Not:Aile baskısıyla istediğim liseye gidememiştim zamanında. Gelin beni de kurtarın bari
Betül Haliloğlu
Merhaba Esin.
Feminizm ve Cumhuriyet konusunda yaptigin aciklamalara katiliyorum fakat Turkiye’nin gerceklerinin bu sistemlerin, ideolojilerin amaclarindan farkli oldugu asikar. Turkiye’de “mazlum”un yaninda oldugunu soyleyen sozde “feministler” yillarca zulum goren kadinlari “ozgurlestirmek” icin basortusunu yasaklamak, cumhuriyete ve ozgurluklere karsi bir sembol haline getirmek icin buyuk caba sarf ettiler.Bir seyleri kendi iradeleri disinda yapmak durumunda birakilan ve kisitlanan bu kadinlari ozgurlestirmenin yolu basortusune getirilen kisitlamalarda goruldu. Halbuki yasaklayici ve kisitlayici zihniyetleri degistirmek yeni yasaklardan mi gecer? Basortusune karsi genel onyargilar kurmak ve ozgurlestirmek adi altinda yapilanlar yoluyla ozgur iradesiyle bu yolu secenlerin hayatlarina ket vurmak en basta bu kisitlayici zihniyete hizmet etmez mi? Kafaya ortulen bir ortuyu gunah kecisi ilan etmek aslinda senin benim kadar sansli ve ozgur olmayan kadinlarin sorunlarinin altindaki gercek sebepleri goz ardi etmekten ve kolaya kacmaktan baska nedir ki? Acikcasi ben bu faaliyetlerin yeni mazlumlar yaratmaktan baska bir ise yaradigini sanmiyorum.
Asli Tekin
Son derece katıldığım fikirleri ve benim söylemek istediklerimi yazmışsınız Esin Hanım.

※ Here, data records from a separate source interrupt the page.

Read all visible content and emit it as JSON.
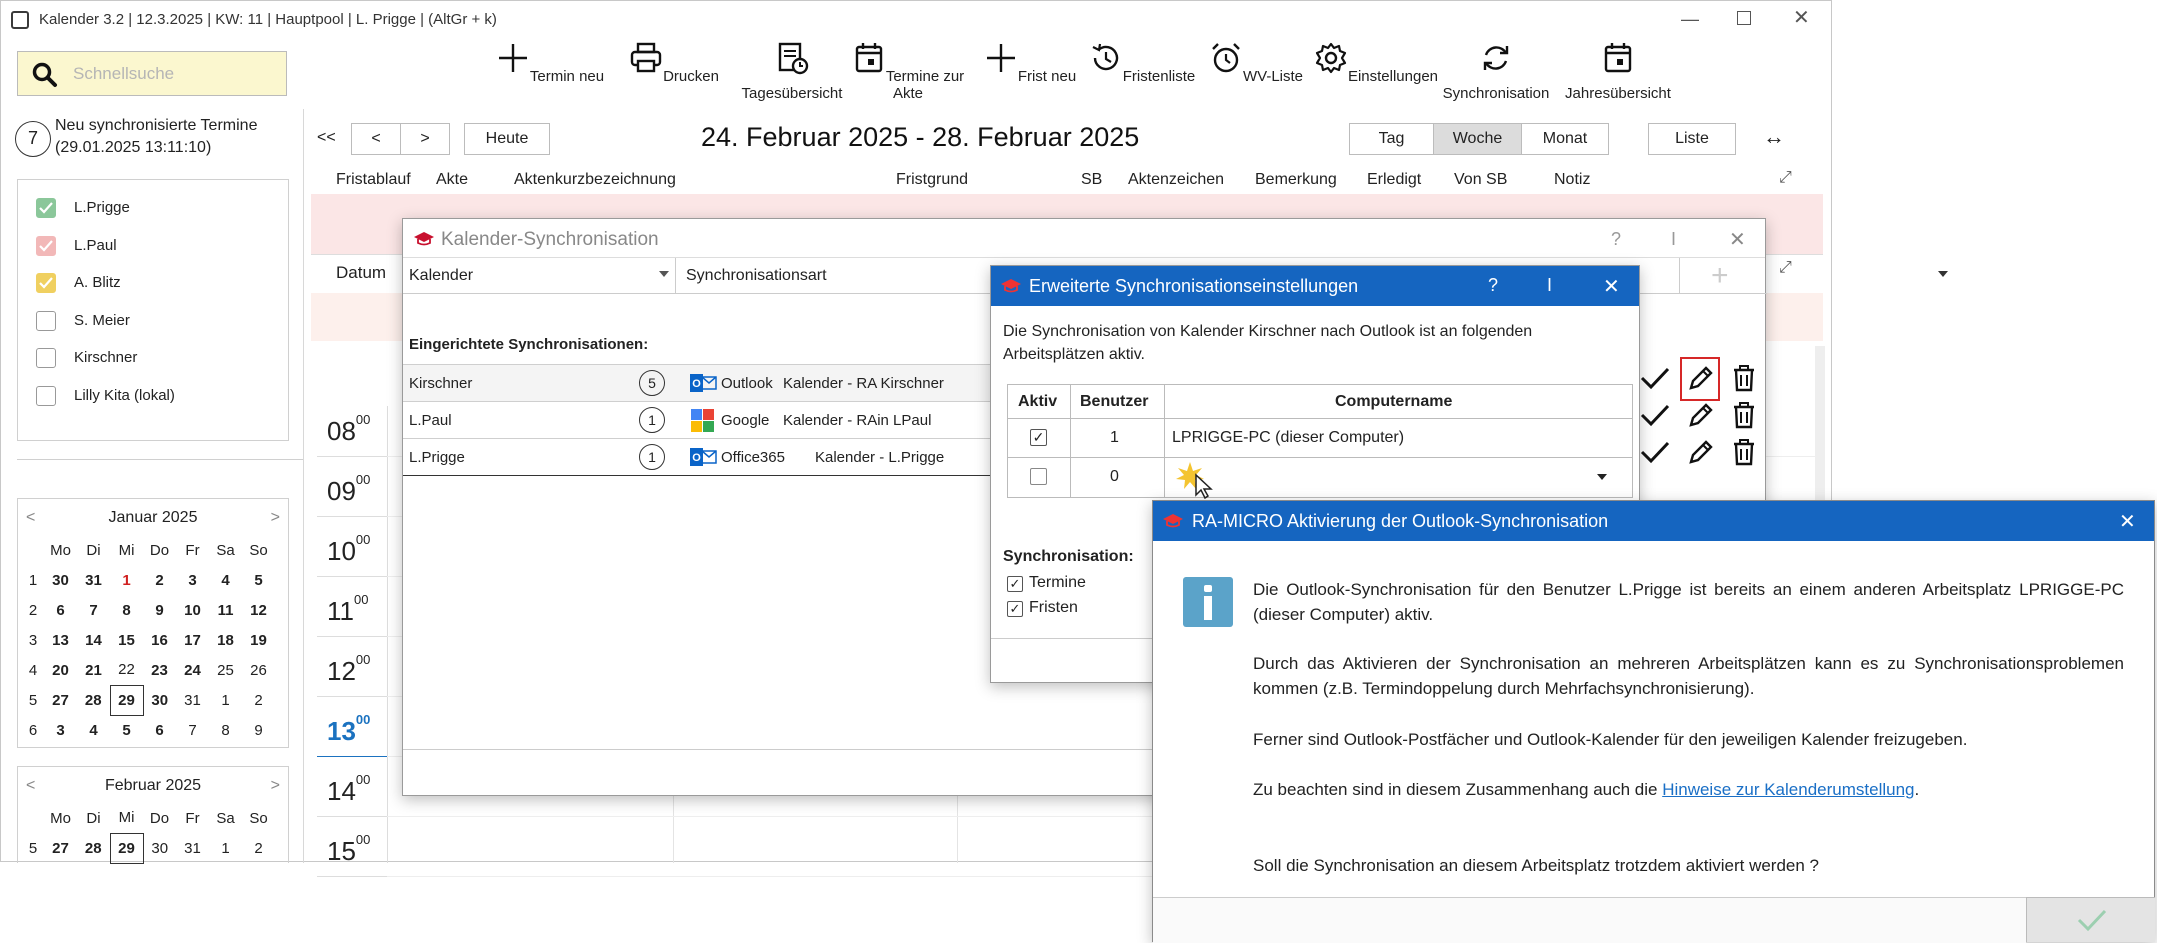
{
  "window": {
    "title": "Kalender 3.2 | 12.3.2025 | KW: 11 | Hauptpool | L. Prigge | (AltGr + k)"
  },
  "search": {
    "placeholder": "Schnellsuche"
  },
  "toolbar": [
    {
      "label": "Termin neu",
      "icon": "plus-icon"
    },
    {
      "label": "Drucken",
      "icon": "printer-icon"
    },
    {
      "label": "Tagesübersicht",
      "icon": "document-clock-icon"
    },
    {
      "label": "Termine zur Akte",
      "icon": "calendar-icon"
    },
    {
      "label": "Frist neu",
      "icon": "plus-icon"
    },
    {
      "label": "Fristenliste",
      "icon": "history-icon"
    },
    {
      "label": "WV-Liste",
      "icon": "alarm-icon"
    },
    {
      "label": "Einstellungen",
      "icon": "gear-icon"
    },
    {
      "label": "Synchronisation",
      "icon": "sync-icon"
    },
    {
      "label": "Jahresübersicht",
      "icon": "calendar-icon"
    }
  ],
  "sync_notice": {
    "count": "7",
    "line1": "Neu synchronisierte Termine",
    "line2": "(29.01.2025 13:11:10)"
  },
  "calendars": [
    {
      "label": "L.Prigge",
      "checked": true,
      "color": "#8bc79a"
    },
    {
      "label": "L.Paul",
      "checked": true,
      "color": "#f2b8b8"
    },
    {
      "label": "A. Blitz",
      "checked": true,
      "color": "#f0d060"
    },
    {
      "label": "S. Meier",
      "checked": false
    },
    {
      "label": "Kirschner",
      "checked": false
    },
    {
      "label": "Lilly Kita (lokal)",
      "checked": false
    }
  ],
  "nav": {
    "first": "<<",
    "prev": "<",
    "next": ">",
    "today": "Heute",
    "range": "24. Februar 2025 - 28. Februar 2025",
    "views": [
      "Tag",
      "Woche",
      "Monat"
    ],
    "active_view": "Woche",
    "list": "Liste",
    "swap": "↔"
  },
  "columns": [
    "Fristablauf",
    "Akte",
    "Aktenkurzbezeichnung",
    "Fristgrund",
    "SB",
    "Aktenzeichen",
    "Bemerkung",
    "Erledigt",
    "Von SB",
    "Notiz"
  ],
  "date_col": "Datum",
  "hours": [
    {
      "h": "08",
      "m": "00"
    },
    {
      "h": "09",
      "m": "00"
    },
    {
      "h": "10",
      "m": "00"
    },
    {
      "h": "11",
      "m": "00"
    },
    {
      "h": "12",
      "m": "00"
    },
    {
      "h": "13",
      "m": "00"
    },
    {
      "h": "14",
      "m": "00"
    },
    {
      "h": "15",
      "m": "00"
    }
  ],
  "mini_cal_jan": {
    "title": "Januar 2025",
    "prev": "<",
    "next": ">",
    "weekdays": [
      "Mo",
      "Di",
      "Mi",
      "Do",
      "Fr",
      "Sa",
      "So"
    ],
    "weeks": [
      {
        "kw": "1",
        "days": [
          "30",
          "31",
          "1",
          "2",
          "3",
          "4",
          "5"
        ]
      },
      {
        "kw": "2",
        "days": [
          "6",
          "7",
          "8",
          "9",
          "10",
          "11",
          "12"
        ]
      },
      {
        "kw": "3",
        "days": [
          "13",
          "14",
          "15",
          "16",
          "17",
          "18",
          "19"
        ]
      },
      {
        "kw": "4",
        "days": [
          "20",
          "21",
          "22",
          "23",
          "24",
          "25",
          "26"
        ]
      },
      {
        "kw": "5",
        "days": [
          "27",
          "28",
          "29",
          "30",
          "31",
          "1",
          "2"
        ]
      },
      {
        "kw": "6",
        "days": [
          "3",
          "4",
          "5",
          "6",
          "7",
          "8",
          "9"
        ]
      }
    ]
  },
  "mini_cal_feb": {
    "title": "Februar 2025",
    "prev": "<",
    "next": ">",
    "weekdays": [
      "Mo",
      "Di",
      "Mi",
      "Do",
      "Fr",
      "Sa",
      "So"
    ],
    "weeks": [
      {
        "kw": "5",
        "days": [
          "27",
          "28",
          "29",
          "30",
          "31",
          "1",
          "2"
        ]
      }
    ]
  },
  "sync_dialog": {
    "title": "Kalender-Synchronisation",
    "help": "?",
    "pin": "I",
    "close": "✕",
    "col_kalender": "Kalender",
    "col_syncart": "Synchronisationsart",
    "section": "Eingerichtete Synchronisationen:",
    "rows": [
      {
        "name": "Kirschner",
        "count": "5",
        "service": "Outlook",
        "target": "Kalender - RA Kirschner"
      },
      {
        "name": "L.Paul",
        "count": "1",
        "service": "Google",
        "target": "Kalender - RAin LPaul"
      },
      {
        "name": "L.Prigge",
        "count": "1",
        "service": "Office365",
        "target": "Kalender - L.Prigge"
      }
    ]
  },
  "ext_dialog": {
    "title": "Erweiterte Synchronisationseinstellungen",
    "help": "?",
    "pin": "I",
    "close": "✕",
    "intro": "Die Synchronisation von Kalender Kirschner nach Outlook ist an folgenden Arbeitsplätzen aktiv.",
    "headers": [
      "Aktiv",
      "Benutzer",
      "Computername"
    ],
    "rows": [
      {
        "active": true,
        "user": "1",
        "computer": "LPRIGGE-PC (dieser Computer)"
      },
      {
        "active": false,
        "user": "0",
        "computer": ""
      }
    ],
    "sync_label": "Synchronisation:",
    "opt1": "Termine",
    "opt2": "Fristen"
  },
  "activation_dialog": {
    "title": "RA-MICRO Aktivierung der Outlook-Synchronisation",
    "close": "✕",
    "p1": "Die Outlook-Synchronisation für den Benutzer L.Prigge ist bereits an einem anderen Arbeitsplatz LPRIGGE-PC (dieser Computer) aktiv.",
    "p2": "Durch das Aktivieren der Synchronisation an mehreren Arbeitsplätzen kann es zu Synchronisationsproblemen kommen (z.B. Termindoppelung durch Mehrfachsynchronisierung).",
    "p3": "Ferner sind Outlook-Postfächer und Outlook-Kalender für den jeweiligen Kalender freizugeben.",
    "p4_pre": "Zu beachten sind in diesem Zusammenhang auch die ",
    "p4_link": "Hinweise zur Kalenderumstellung",
    "p4_post": ".",
    "p5": "Soll die Synchronisation an diesem Arbeitsplatz trotzdem aktiviert werden ?"
  }
}
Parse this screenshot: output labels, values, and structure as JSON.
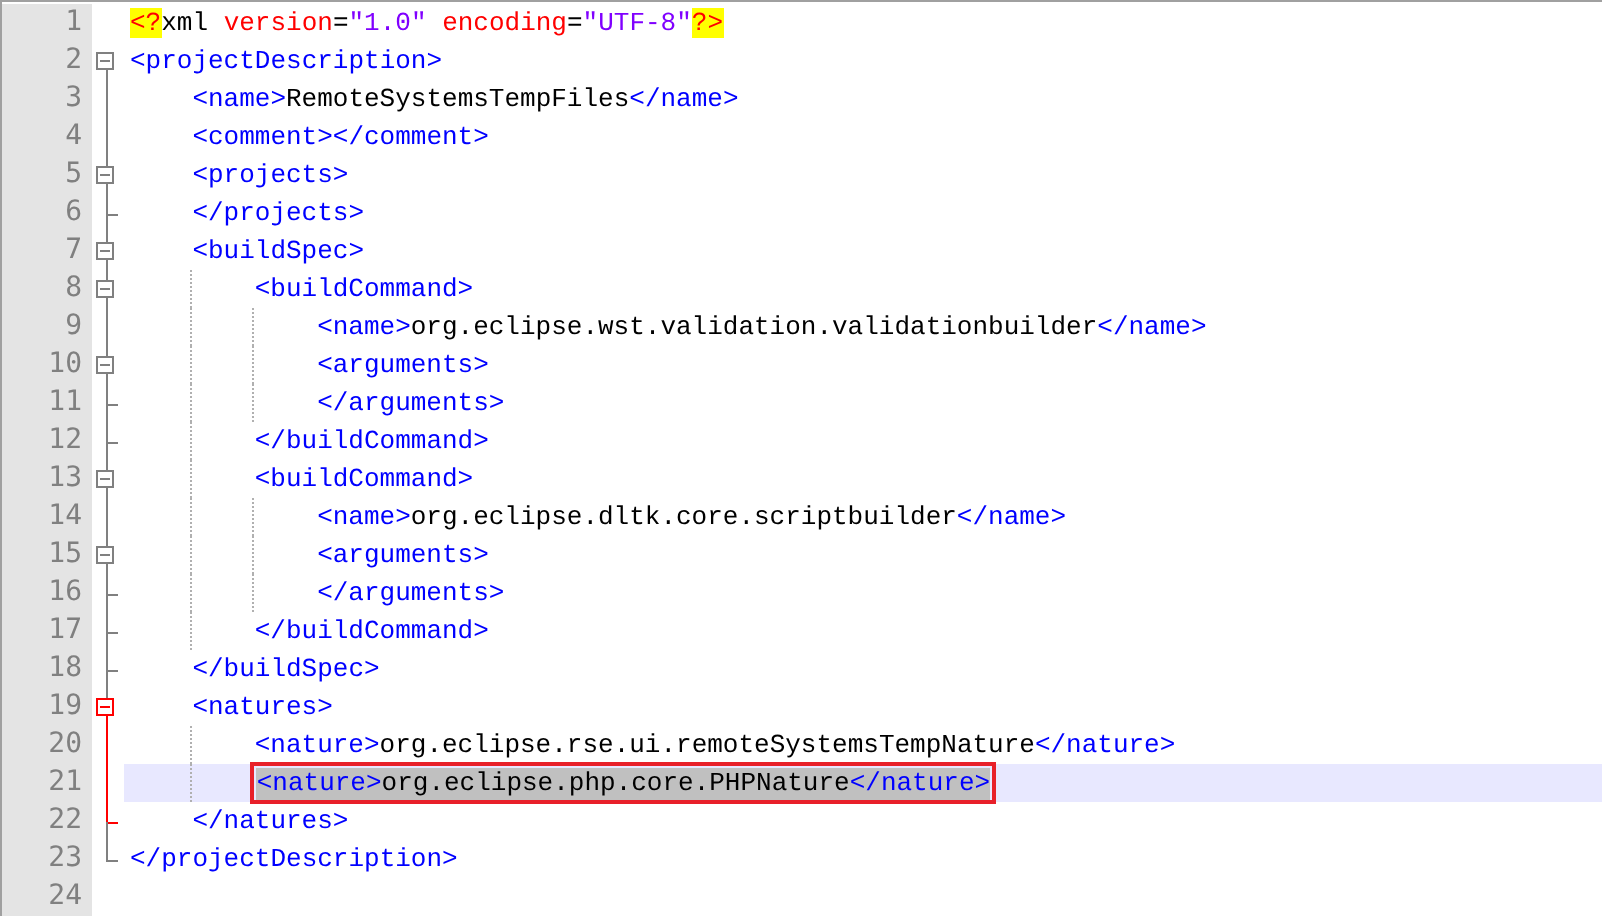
{
  "editor": {
    "lines": [
      {
        "number": "1",
        "kind": "plain",
        "tokens": [
          {
            "kind": "pi",
            "text": "<?"
          },
          {
            "kind": "name",
            "text": "xml"
          },
          {
            "kind": "attr",
            "text": " version"
          },
          {
            "kind": "plain",
            "text": "="
          },
          {
            "kind": "value",
            "text": "\"1.0\""
          },
          {
            "kind": "attr",
            "text": " encoding"
          },
          {
            "kind": "plain",
            "text": "="
          },
          {
            "kind": "value",
            "text": "\"UTF-8\""
          },
          {
            "kind": "pi",
            "text": "?>"
          }
        ]
      },
      {
        "number": "2",
        "kind": "fold_start",
        "tokens": [
          {
            "kind": "tag",
            "text": "<projectDescription>"
          }
        ],
        "children": [
          {
            "number": "3",
            "kind": "plain",
            "tokens": [
              {
                "kind": "tag",
                "text": "<name>"
              },
              {
                "kind": "text",
                "text": "RemoteSystemsTempFiles"
              },
              {
                "kind": "tag",
                "text": "</name>"
              }
            ]
          },
          {
            "number": "4",
            "kind": "plain",
            "tokens": [
              {
                "kind": "tag",
                "text": "<comment></comment>"
              }
            ]
          },
          {
            "number": "5",
            "kind": "fold_start",
            "tokens": [
              {
                "kind": "tag",
                "text": "<projects>"
              }
            ],
            "children": [
              {
                "number": "6",
                "kind": "fold_end",
                "tokens": [
                  {
                    "kind": "tag",
                    "text": "</projects>"
                  }
                ]
              }
            ]
          },
          {
            "number": "7",
            "kind": "fold_start",
            "tokens": [
              {
                "kind": "tag",
                "text": "<buildSpec>"
              }
            ],
            "children": [
              {
                "number": "8",
                "kind": "fold_start",
                "tokens": [
                  {
                    "kind": "tag",
                    "text": "<buildCommand>"
                  }
                ],
                "children": [
                  {
                    "number": "9",
                    "kind": "plain",
                    "tokens": [
                      {
                        "kind": "tag",
                        "text": "<name>"
                      },
                      {
                        "kind": "text",
                        "text": "org.eclipse.wst.validation.validationbuilder"
                      },
                      {
                        "kind": "tag",
                        "text": "</name>"
                      }
                    ]
                  },
                  {
                    "number": "10",
                    "kind": "fold_start",
                    "tokens": [
                      {
                        "kind": "tag",
                        "text": "<arguments>"
                      }
                    ],
                    "children": [
                      {
                        "number": "11",
                        "kind": "fold_end",
                        "tokens": [
                          {
                            "kind": "tag",
                            "text": "</arguments>"
                          }
                        ]
                      }
                    ]
                  },
                  {
                    "number": "12",
                    "kind": "fold_end",
                    "tokens": [
                      {
                        "kind": "tag",
                        "text": "</buildCommand>"
                      }
                    ]
                  }
                ]
              },
              {
                "number": "13",
                "kind": "fold_start",
                "tokens": [
                  {
                    "kind": "tag",
                    "text": "<buildCommand>"
                  }
                ],
                "children": [
                  {
                    "number": "14",
                    "kind": "plain",
                    "tokens": [
                      {
                        "kind": "tag",
                        "text": "<name>"
                      },
                      {
                        "kind": "text",
                        "text": "org.eclipse.dltk.core.scriptbuilder"
                      },
                      {
                        "kind": "tag",
                        "text": "</name>"
                      }
                    ]
                  },
                  {
                    "number": "15",
                    "kind": "fold_start",
                    "tokens": [
                      {
                        "kind": "tag",
                        "text": "<arguments>"
                      }
                    ],
                    "children": [
                      {
                        "number": "16",
                        "kind": "fold_end",
                        "tokens": [
                          {
                            "kind": "tag",
                            "text": "</arguments>"
                          }
                        ]
                      }
                    ]
                  },
                  {
                    "number": "17",
                    "kind": "fold_end",
                    "tokens": [
                      {
                        "kind": "tag",
                        "text": "</buildCommand>"
                      }
                    ]
                  }
                ]
              },
              {
                "number": "18",
                "kind": "fold_end",
                "tokens": [
                  {
                    "kind": "tag",
                    "text": "</buildSpec>"
                  }
                ]
              }
            ]
          },
          {
            "number": "19",
            "kind": "fold_start",
            "current": true,
            "tokens": [
              {
                "kind": "tag",
                "text": "<natures>"
              }
            ],
            "children": [
              {
                "number": "20",
                "kind": "plain",
                "tokens": [
                  {
                    "kind": "tag",
                    "text": "<nature>"
                  },
                  {
                    "kind": "text",
                    "text": "org.eclipse.rse.ui.remoteSystemsTempNature"
                  },
                  {
                    "kind": "tag",
                    "text": "</nature>"
                  }
                ]
              },
              {
                "number": "21",
                "kind": "plain",
                "selected": true,
                "boxed": true,
                "tokens": [
                  {
                    "kind": "tag",
                    "text": "<nature>"
                  },
                  {
                    "kind": "text",
                    "text": "org.eclipse.php.core.PHPNature"
                  },
                  {
                    "kind": "tag",
                    "text": "</nature>"
                  }
                ]
              },
              {
                "number": "22",
                "kind": "fold_end",
                "tokens": [
                  {
                    "kind": "tag",
                    "text": "</natures>"
                  }
                ]
              }
            ]
          },
          {
            "number": "23",
            "kind": "fold_end",
            "tokens": [
              {
                "kind": "tag",
                "text": "</projectDescription>"
              }
            ]
          }
        ]
      },
      {
        "number": "24",
        "kind": "plain"
      }
    ]
  }
}
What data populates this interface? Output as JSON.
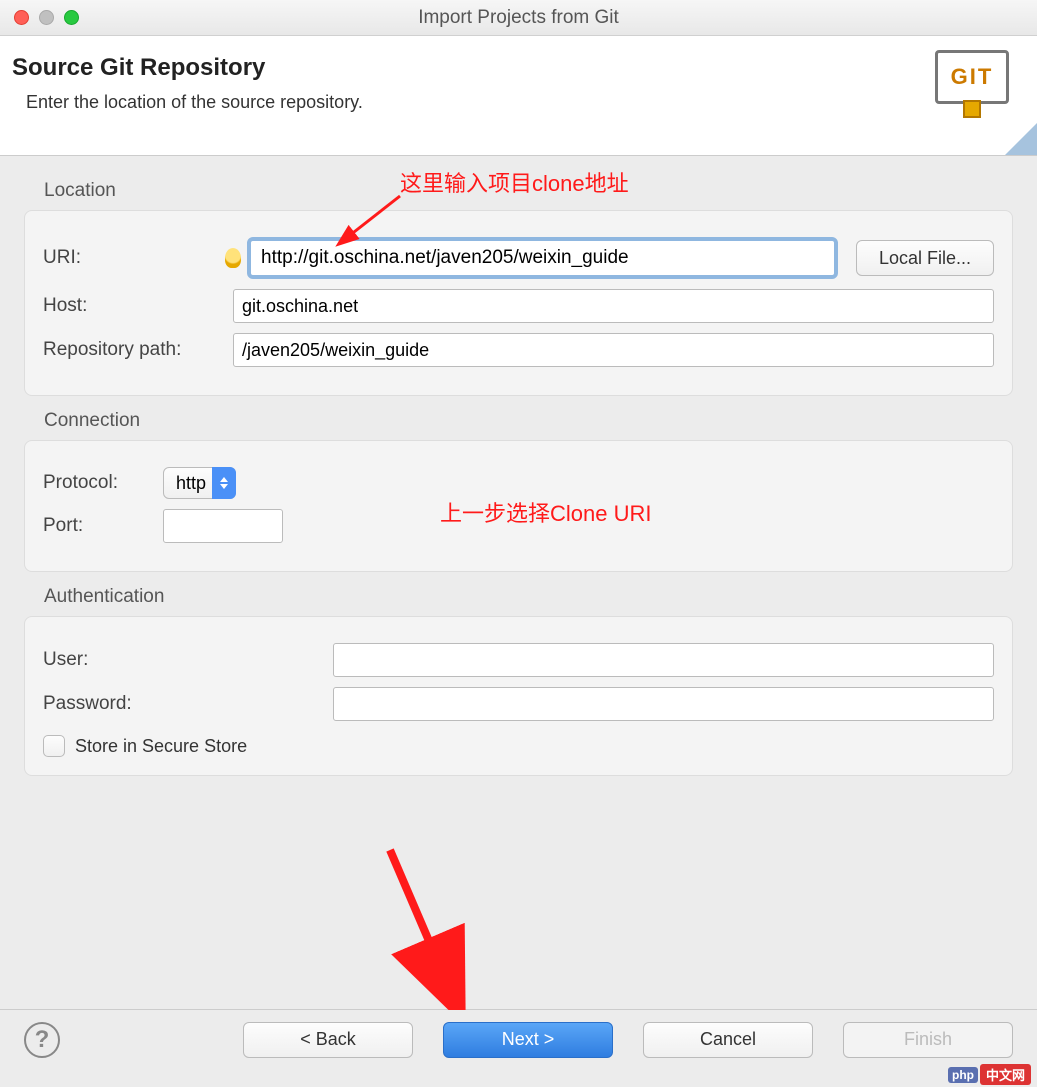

Bu arada devam eden yorumları okudum da önyargıları kırın diyen insanların çoğunluğu önyargılarının esiri olmuş belli ki…
Ayrıca “Sözde feministler” diyerek bir ideolojiye hakaret eden insanların çokluğuna şaşırıyorum açıkçası…
Yorum yapan bir erkek arkadaş da var ancak sanırım o cevabı bile haketmiyor.
Uzun lafın kısası ağzınıza sağlık :)
Aydanur Ünal
Durumu gayet iyi açıklamışsın Merve kardeşim. Allah senden razı olsun.